Nie wiem, co mówi, bo nagle staję się boleśnie świadoma trzech par oczu, które wywiercają w nas dziury swoimi spojrzeniami. Zachowują się jak sępy polujące na ofiarę, a tą ofiarą jestem ja, a raczej to, co zrobię. Jules liczy na to, że rozegram tu dramatyczną, łapiącą za serce scenę wyznania prawdy. Dylan liczy na szczerą rozmowę, której skutkiem będzie wyznanie prawdy. Frank... On po prostu jest fanem telenoweli. A ja za to, czuję, że zaraz wybuchnę, więc...

- Może się przejdziemy? - wypalam. Nawet nie jestem pewna, czy nie przerwałam jego wypowiedzi. Może to niegrzeczne, ale czuję, że tylko chwila dzieli mnie od szaleństwa, a ostatnie czego chce to oszaleć... Znowu.

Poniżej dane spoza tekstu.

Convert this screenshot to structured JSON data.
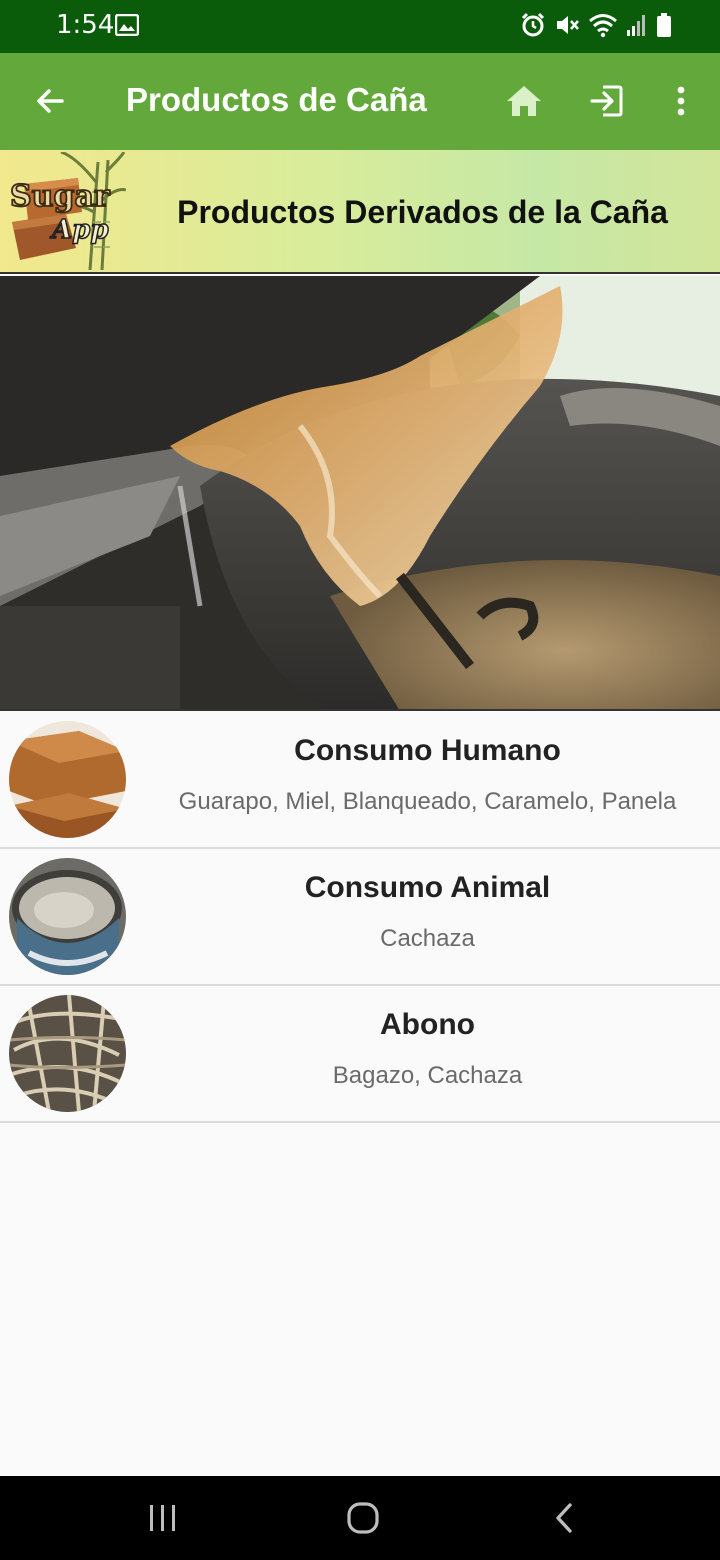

- Tak, tak, jasne. Jeśli masz ochotę.

Policzki Milesa przybierają kolor dojrzałego pomidora, ale moje zdają się nie wyglądać dużo lepiej. Czuję, jakby ktoś przykładał mi do nich rozgrzany metal. Dlatego bez słowa ściągam buty z półeczki i w mniej niż trzydzieści sekund jestem gotowa do wyjścia. I dopiero kiedy jestem za drzwiami, czuję, jakby ktoś przywrócił mi zdolność oddychania. Co prawda nie na długo, bo gdy tylko za mną pojawia się Miles i nie ma nikogo innego, na kogo mógłby zwrócić uwagę, czuję się jeszcze gorzej niż chwilę temu.